Yo-Yo, Steph, and the Homework Garden
“What do you do every day that’s the equivalent of a musician practicing their scales?” — Tyler Cowen
Yo-Yo and Steph
Many nights our students face a chaos Yo-Yo Ma and Steph Curry never do. One Tuesday, Alex is buried under two five-page research papers and pre-calc project due within forty-eight hours; the next week his only obligation is an optional reading and a five-minute Spanish worksheet. Same kid, same semester, wildly uneven rhythm. The stakes stay high, but the cadence disappears.

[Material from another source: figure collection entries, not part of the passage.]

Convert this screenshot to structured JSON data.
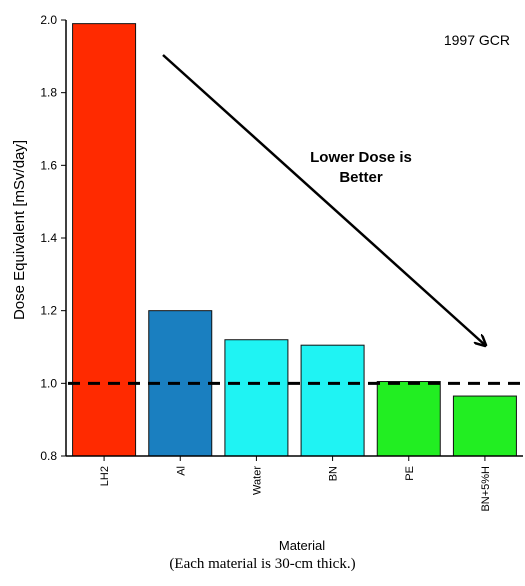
{
  "chart_data": {
    "type": "bar",
    "title": "1997 GCR",
    "xlabel": "Material",
    "ylabel": "Dose Equivalent [mSv/day]",
    "subtitle": "(Each material is 30-cm thick.)",
    "categories": [
      "LH2",
      "Al",
      "Water",
      "BN",
      "PE",
      "BN+5%H"
    ],
    "values": [
      1.99,
      1.2,
      1.12,
      1.105,
      1.005,
      0.965
    ],
    "colors": [
      "#ff2a00",
      "#1a7fc0",
      "#1ff3f3",
      "#1ff3f3",
      "#22ee22",
      "#22ee22"
    ],
    "ylim": [
      0.8,
      2.0
    ],
    "yticks": [
      "0.8",
      "1.0",
      "1.2",
      "1.4",
      "1.6",
      "1.8",
      "2.0"
    ],
    "reference_line": 1.0,
    "annotation": {
      "line1": "Lower Dose is",
      "line2": "Better"
    },
    "grid": false,
    "legend": "none"
  }
}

Contrast that with the pros. Yo‑Yo Ma still logs three to six hours of practice on ordinary days. Steph Curry reportedly makes 500 shots per day in practice. They shine in perhaps twenty truly high-stakes nights each year - playoff games for Steph, concert evenings for Yo-Yo - but they spend the other ~345 nights building stamina no one sees. Brilliance in public is purchased on quiet, ordinary evenings.
Steph and Yo-Yo can count on that rhythm; they always know what to work on and how to work on it. So how do we buy that same brilliance for students whose assignments swing from famine to feast?
Think of homework as a garden with three kinds of plants — ripe, maturing, and seedlings.
Ripe crops are due next class period. They're tonight's worksheet, tomorrow's quiz review. Harvest them immediately before they spoil.
Maturing crops are assigned but not yet urgent - research notes, reading chapters of your novel, group-project slides. Tend to them regularly so they'll be ready for harvest soon.
Seedlings carry no immediate grade: SAT vocab, extra chem problems, long-range AP Euro reading, personal passion projects. They matter precisely because no one is asking for them yet.
In busy seasons the garden overflows with ripe crops that must be picked. In quieter times only seedlings are growing. Wise students keep a running list of seedlings so that on slow nights they always know what to nurture … and momentum never stalls.
Takeaway for Parents
Celebrate showing up, not just crossed-off homework. When your teen tends the garden nightly, the eventual harvest is abundant. The nightly practice block is their set of scales, their 500 extra jumpers, the hidden work that turns lumpy schoolwork into linear growth.